What
Intensely playful and liberating, WaW explores, in tandem with the eleven dancers who performed Anima Ardens, what it could mean for men who are proud of their masculinity to strike out and discover the feminine in themselves.
Who better than a rampaging, belligerent, and fairly foul-mouthed soccer team in the changing room after a victorious bout on the pitch to give the measure of such a testosterone-laden environment? The retort is immediately snide and obvious; and so it is with the soccer atmosphere and in such a changing room that this research begins, on and with individuals who are in essence and stereotypically reluctant to display the faintest emotion or gesture that could in the slightest way be associated with femininity. They sing with thunderous, low voices; they dance short, basic and well-paced sequences, they undress and it is here with their naked bodies that the men begin to parody anything that could be considered as modesty, camaraderie, or connivance of the other sex. Initially, they play at being them; they then ridicule them, experience them, and finally wallow and lose themselves in them… with glee.
Nowadays, numerous researchers are focusing on gender studies in order to decipher what some consider as a contemporary phenomenon (but is this really so?), namely, the appearance of blurred identities, the shifts from feminine to masculine or vice versa, sex changes and other gender-related soul-searching. It is in this spirit that WaW undertakes to captivate audiences with artists, masculine in a caricatured way, who question what could be interesting about recognizing the other in oneself.
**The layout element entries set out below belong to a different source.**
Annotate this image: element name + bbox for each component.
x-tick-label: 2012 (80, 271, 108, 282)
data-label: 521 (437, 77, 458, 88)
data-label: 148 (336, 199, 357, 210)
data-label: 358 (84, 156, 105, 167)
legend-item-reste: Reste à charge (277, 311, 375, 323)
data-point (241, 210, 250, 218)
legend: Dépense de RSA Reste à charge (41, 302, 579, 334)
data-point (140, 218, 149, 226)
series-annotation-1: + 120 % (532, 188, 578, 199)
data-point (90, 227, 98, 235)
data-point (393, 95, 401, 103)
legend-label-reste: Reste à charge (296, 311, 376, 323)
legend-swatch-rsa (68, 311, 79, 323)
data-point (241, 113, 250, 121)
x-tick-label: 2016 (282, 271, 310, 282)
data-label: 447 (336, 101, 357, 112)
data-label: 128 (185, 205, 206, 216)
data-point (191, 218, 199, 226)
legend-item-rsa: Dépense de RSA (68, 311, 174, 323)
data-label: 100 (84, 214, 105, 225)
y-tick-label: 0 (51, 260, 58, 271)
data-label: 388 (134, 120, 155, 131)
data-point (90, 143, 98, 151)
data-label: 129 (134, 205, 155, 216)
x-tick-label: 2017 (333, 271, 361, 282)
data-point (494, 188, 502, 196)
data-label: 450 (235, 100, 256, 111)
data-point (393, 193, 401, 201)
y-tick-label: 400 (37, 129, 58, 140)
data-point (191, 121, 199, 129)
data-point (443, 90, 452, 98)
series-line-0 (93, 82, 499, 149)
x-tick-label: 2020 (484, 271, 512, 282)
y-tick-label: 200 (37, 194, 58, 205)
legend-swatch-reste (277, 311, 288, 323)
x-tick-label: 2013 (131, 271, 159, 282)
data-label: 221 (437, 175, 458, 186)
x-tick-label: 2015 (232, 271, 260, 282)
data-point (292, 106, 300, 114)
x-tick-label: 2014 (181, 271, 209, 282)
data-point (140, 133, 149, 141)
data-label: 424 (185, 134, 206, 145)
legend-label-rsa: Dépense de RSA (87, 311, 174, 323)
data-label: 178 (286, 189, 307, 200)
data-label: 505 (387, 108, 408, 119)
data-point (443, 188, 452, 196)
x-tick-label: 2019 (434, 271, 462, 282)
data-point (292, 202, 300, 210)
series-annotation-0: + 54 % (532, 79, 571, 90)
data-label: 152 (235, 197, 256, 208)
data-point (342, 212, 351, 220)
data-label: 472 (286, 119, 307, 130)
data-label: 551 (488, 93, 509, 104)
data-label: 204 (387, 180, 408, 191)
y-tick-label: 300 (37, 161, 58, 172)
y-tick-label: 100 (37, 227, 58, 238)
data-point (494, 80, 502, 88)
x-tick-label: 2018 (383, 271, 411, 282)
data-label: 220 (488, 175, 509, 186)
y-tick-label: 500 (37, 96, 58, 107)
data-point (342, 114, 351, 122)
As well as a heightened dynamism and vitality, humour is ever-present, as are tenderness and a genuine interest in what it means to be a woman’s body, promptly revealed through interplaying movements and attitudes, by trying out clothes or applying make-up. This continues right up to the finale, which is transformed into a great witches’ sabbath reminiscent of those persecutions of which women were victims––and meant to better subjugate them.